1 year from enactment date (May 2019):

  • Title III (Protections For Veterans, Consumers, And Homeowners), sec. 302, “Protecting Veterans’ Credit”: Amends the Fair Credit Reporting Act to exclude from consumer report information: (1) certain medical debt incurred by a veteran if the hospital care or medical services relating to the debt predates the credit report by less than one year; and (2) a fully paid or settled veteran’s medical debt that had been characterized as delinquent, charged off, or in collection. It also establishes a dispute process for consumer reporting agencies with respect to such veterans’ medical debt, and requires the Department of Veterans Affairs to establish a database for purposes of verifying medical debt. This section provides free credit monitoring for active duty military consumers and requires the FTC to promulgate a rule setting forth what such credit monitoring shall entail.
  • Title III (Protections For Veterans, Consumers, And Homeowners), sec. 306, “Family Self-Sufficiency Program”: Streamlines administration of the Department of Housing and Urban Development’s Family Self-Sufficiency Program (FSS) by allowing participating public housing authorities to combine their public housing and Housing Choice Voucher FSS accounts, broadening the services that can be provided to FSS participants, and extending the program to tenants who live in privately-owned properties backed by project-based rental assistance.

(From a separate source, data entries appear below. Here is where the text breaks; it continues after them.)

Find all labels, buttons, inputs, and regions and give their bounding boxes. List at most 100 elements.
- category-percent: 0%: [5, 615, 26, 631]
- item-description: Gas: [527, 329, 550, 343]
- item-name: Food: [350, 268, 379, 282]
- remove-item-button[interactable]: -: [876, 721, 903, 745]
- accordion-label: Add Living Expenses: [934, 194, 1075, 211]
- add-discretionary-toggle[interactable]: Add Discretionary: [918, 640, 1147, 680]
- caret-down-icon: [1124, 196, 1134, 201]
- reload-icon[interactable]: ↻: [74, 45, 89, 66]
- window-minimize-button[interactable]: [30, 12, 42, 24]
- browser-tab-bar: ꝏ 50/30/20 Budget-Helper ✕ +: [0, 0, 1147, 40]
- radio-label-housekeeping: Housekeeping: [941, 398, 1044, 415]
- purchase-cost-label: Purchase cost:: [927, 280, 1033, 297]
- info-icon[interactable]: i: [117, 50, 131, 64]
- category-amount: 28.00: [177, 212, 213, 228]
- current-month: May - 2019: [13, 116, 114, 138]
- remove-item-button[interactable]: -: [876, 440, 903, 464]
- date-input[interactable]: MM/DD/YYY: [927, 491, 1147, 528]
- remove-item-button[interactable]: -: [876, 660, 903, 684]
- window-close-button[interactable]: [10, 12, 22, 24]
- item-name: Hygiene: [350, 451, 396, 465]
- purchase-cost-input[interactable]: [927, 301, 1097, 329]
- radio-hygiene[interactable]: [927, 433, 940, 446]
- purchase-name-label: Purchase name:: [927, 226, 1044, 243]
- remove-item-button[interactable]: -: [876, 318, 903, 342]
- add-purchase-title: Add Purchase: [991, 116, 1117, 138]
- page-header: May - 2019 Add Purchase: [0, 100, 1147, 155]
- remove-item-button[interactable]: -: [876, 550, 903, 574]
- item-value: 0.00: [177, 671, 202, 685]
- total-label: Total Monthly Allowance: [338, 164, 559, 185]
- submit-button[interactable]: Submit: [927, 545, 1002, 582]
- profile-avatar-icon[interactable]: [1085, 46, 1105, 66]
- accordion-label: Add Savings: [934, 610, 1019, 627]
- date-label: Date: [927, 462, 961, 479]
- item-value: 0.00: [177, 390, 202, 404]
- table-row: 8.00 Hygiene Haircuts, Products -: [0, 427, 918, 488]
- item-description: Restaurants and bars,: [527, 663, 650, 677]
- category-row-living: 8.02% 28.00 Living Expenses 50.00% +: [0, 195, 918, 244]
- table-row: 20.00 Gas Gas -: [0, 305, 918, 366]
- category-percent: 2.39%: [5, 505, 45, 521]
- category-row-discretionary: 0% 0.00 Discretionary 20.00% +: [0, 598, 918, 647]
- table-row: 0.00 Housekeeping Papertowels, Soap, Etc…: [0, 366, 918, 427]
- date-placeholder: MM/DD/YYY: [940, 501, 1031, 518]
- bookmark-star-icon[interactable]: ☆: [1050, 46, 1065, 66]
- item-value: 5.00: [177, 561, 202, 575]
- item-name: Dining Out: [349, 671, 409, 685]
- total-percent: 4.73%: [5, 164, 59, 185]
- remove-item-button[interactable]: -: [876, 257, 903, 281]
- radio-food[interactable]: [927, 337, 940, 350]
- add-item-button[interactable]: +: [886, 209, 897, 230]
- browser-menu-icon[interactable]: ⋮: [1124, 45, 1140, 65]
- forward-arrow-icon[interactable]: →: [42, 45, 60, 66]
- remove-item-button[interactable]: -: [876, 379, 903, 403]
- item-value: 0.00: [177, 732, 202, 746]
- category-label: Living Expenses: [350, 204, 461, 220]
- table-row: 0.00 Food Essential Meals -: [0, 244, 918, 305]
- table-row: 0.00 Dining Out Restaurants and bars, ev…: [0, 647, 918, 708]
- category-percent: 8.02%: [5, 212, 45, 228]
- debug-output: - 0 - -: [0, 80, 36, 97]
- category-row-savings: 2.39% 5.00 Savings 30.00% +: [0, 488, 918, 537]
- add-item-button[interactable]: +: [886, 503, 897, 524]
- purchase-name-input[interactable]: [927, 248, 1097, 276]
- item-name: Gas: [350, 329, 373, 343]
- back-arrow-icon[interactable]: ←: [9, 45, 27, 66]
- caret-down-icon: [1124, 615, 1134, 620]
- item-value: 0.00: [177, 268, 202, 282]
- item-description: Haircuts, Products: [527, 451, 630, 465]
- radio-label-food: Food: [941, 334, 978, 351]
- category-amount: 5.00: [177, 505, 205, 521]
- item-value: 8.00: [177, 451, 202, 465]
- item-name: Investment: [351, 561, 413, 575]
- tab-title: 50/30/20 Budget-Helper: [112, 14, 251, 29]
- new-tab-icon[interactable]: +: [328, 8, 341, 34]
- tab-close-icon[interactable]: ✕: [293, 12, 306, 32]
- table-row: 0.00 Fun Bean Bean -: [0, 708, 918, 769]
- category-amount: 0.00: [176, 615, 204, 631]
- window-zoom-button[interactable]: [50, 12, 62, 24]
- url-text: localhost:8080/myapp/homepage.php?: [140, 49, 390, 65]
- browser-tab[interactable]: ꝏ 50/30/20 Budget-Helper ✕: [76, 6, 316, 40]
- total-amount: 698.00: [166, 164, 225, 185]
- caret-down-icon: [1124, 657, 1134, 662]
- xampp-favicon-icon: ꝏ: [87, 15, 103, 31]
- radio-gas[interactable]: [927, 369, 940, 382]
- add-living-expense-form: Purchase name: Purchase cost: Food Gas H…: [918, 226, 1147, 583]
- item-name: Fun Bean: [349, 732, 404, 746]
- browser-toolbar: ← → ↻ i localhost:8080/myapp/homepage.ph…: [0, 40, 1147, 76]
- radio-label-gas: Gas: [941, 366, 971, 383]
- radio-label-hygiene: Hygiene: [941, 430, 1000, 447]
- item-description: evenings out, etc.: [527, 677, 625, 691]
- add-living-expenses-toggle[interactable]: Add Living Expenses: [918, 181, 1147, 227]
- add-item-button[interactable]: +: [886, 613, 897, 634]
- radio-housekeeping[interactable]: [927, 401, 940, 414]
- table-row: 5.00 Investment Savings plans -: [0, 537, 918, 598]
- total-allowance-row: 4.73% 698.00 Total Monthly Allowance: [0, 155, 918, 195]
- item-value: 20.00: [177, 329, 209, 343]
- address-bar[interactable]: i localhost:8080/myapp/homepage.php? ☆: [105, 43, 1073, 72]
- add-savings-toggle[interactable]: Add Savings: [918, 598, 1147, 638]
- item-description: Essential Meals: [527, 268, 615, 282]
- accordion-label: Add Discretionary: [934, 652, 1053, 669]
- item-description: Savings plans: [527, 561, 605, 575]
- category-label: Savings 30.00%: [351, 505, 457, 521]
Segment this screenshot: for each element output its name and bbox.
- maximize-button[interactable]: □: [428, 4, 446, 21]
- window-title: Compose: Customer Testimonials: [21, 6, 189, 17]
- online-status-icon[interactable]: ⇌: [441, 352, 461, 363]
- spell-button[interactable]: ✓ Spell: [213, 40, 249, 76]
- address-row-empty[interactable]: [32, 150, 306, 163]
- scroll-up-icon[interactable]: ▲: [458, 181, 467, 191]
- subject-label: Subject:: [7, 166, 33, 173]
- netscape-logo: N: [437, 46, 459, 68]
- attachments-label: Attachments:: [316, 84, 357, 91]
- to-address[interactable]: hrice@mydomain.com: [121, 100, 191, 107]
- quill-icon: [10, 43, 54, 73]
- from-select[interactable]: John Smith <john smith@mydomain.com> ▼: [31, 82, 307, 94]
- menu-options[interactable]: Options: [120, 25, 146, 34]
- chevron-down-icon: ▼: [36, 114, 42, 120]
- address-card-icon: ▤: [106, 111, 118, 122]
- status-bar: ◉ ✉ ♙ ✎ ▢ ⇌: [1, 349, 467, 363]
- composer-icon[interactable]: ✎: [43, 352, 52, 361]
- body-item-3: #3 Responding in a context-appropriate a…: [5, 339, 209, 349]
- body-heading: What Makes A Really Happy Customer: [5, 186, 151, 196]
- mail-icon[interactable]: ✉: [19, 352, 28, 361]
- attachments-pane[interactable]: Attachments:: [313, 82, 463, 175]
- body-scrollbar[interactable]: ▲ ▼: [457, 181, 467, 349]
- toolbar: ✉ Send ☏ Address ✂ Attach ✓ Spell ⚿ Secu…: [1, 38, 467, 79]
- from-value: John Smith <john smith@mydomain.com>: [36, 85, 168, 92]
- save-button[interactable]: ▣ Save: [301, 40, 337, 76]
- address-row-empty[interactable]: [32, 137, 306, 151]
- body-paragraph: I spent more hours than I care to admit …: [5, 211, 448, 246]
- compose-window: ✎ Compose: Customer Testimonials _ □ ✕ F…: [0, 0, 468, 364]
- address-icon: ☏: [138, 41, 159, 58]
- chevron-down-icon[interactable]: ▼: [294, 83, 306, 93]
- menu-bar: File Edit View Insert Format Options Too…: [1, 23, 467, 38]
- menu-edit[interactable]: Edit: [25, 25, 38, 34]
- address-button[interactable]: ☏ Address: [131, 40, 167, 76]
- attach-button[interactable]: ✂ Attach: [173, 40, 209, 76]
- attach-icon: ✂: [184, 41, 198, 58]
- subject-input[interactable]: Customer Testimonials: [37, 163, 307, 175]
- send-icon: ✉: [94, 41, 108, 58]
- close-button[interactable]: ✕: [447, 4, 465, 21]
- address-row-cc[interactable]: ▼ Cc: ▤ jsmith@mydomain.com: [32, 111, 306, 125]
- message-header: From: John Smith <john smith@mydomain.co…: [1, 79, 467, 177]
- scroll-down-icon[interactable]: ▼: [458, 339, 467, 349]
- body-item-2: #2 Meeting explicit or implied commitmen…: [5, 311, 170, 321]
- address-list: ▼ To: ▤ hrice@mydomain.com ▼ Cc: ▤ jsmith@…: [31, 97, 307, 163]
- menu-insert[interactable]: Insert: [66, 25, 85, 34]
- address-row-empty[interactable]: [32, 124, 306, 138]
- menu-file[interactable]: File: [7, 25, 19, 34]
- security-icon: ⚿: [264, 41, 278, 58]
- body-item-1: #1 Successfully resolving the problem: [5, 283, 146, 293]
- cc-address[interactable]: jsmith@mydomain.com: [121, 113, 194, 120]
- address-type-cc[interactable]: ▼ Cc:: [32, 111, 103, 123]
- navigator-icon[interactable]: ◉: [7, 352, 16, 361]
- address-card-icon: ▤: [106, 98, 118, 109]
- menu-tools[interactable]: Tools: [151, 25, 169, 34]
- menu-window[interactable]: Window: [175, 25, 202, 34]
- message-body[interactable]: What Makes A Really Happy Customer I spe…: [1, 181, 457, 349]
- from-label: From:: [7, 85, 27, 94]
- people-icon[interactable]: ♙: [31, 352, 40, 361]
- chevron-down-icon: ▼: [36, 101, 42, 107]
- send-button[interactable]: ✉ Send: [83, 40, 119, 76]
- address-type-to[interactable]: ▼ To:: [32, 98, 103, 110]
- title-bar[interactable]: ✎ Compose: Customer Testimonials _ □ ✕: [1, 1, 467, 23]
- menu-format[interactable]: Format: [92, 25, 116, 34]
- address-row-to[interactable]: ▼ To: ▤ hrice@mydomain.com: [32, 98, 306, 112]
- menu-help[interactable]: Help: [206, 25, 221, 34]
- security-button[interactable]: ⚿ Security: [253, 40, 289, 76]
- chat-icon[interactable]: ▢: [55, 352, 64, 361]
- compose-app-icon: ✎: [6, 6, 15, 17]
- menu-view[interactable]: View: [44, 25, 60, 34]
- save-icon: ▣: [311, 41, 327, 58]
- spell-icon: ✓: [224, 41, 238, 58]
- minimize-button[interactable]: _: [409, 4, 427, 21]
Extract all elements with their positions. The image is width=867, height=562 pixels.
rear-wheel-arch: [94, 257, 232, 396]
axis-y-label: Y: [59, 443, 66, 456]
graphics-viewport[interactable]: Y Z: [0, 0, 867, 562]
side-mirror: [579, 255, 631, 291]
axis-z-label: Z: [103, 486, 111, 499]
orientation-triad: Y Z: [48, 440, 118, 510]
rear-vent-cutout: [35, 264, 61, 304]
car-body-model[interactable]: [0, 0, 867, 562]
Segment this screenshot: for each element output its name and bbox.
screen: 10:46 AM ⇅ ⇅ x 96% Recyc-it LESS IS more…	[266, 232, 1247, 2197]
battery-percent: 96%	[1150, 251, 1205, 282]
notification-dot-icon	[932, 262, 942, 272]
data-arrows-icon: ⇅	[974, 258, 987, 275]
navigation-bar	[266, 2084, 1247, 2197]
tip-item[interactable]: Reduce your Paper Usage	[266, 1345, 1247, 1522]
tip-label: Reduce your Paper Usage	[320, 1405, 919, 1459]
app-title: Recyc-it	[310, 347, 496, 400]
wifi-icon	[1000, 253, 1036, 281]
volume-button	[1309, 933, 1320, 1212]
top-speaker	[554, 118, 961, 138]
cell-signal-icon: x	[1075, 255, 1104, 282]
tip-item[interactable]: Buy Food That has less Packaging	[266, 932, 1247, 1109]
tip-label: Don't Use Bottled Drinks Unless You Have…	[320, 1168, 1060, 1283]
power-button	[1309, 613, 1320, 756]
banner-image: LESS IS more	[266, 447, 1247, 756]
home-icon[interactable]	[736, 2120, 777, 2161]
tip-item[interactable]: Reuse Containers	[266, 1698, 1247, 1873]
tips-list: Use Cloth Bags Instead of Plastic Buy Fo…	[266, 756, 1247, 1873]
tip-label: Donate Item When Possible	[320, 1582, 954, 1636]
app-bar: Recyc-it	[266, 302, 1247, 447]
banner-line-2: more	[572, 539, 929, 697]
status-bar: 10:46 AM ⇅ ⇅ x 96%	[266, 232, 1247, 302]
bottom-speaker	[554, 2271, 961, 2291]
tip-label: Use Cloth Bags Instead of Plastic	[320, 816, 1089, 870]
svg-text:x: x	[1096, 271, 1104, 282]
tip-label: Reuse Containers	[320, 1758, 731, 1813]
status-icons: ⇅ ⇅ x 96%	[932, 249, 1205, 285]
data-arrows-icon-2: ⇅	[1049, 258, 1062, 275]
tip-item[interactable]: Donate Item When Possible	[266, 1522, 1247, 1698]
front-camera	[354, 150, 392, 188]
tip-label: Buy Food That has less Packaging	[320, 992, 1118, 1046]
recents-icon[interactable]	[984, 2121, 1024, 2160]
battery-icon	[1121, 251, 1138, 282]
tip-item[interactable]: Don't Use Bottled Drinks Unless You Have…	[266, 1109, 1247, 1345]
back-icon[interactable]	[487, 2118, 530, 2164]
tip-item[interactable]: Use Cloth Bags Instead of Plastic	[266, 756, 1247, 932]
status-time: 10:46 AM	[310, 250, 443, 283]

18 months from enactment date (November 2019):

  • Title I (Improving Consumer Access To Mortgage Credit), sec. 106, “Eliminating Barriers to Jobs for Loan Originators”: Provides that an individual will be deemed to have temporary authority to act as a loan originator for 120 days  under the S.A.F.E. Mortgage Licensing Act of 2008 if such person is: (1) a registered loan originator who becomes employed by a state-licensed mortgage company or (2) a state-licensed loan originator who becomes employed by a state-licensed mortgage company in a different state. It also extends civil liability protection to government officials who make good faith errors related to the collection, furnishing, or dissemination of information with respect to people registered with the Nationwide Mortgage Licensing System (NMLS) and Registry.
  • Title IV (Tailoring Regulations For Certain Bank Holding Companies), sec. 401, “Enhanced Supervision And Prudential Standards For Certain Bank Holding Companies”: Raises the threshold for applying enhanced prudential standards from $50 billion to $250 billion. (NOTE: Bank holding companies with total consolidated assets between $50 billion and $100 billion will be exempt from enhanced prudential standards immediately). Bank holding companies with total consolidated assets between $100 billion and $250 billion will be exempt 18 months after the date of enactment. For bank holding companies with total consolidated assets between $100 billion and $250 billion, the Federal Reserve will (1) have the authority to apply enhanced prudential standards after the effective date, (2) be required to conduct a periodic supervisory stress test after the effective date, and (3) have the authority to exempt firms from enhanced prudential standards prior to the effective date. This section also raises the threshold for company run stress tests from $50 billion to $250 billion and requires the tests be conducted periodically.
  • Title IV (Tailoring Regulations For Certain Bank Holding Companies), sec. 401 (continued), “Supervisory Stress Test”: The Federal Reserve, on a periodic basis, shall conduct supervisory stress tests of bank holding companies with total consolidated assets equal to or greater than $100 billion and total consolidated assets of less than $250 billion to evaluate whether such bank holding companies have the capital, on a total consolidated basis, necessary to absorb losses as a result of adverse economic conditions.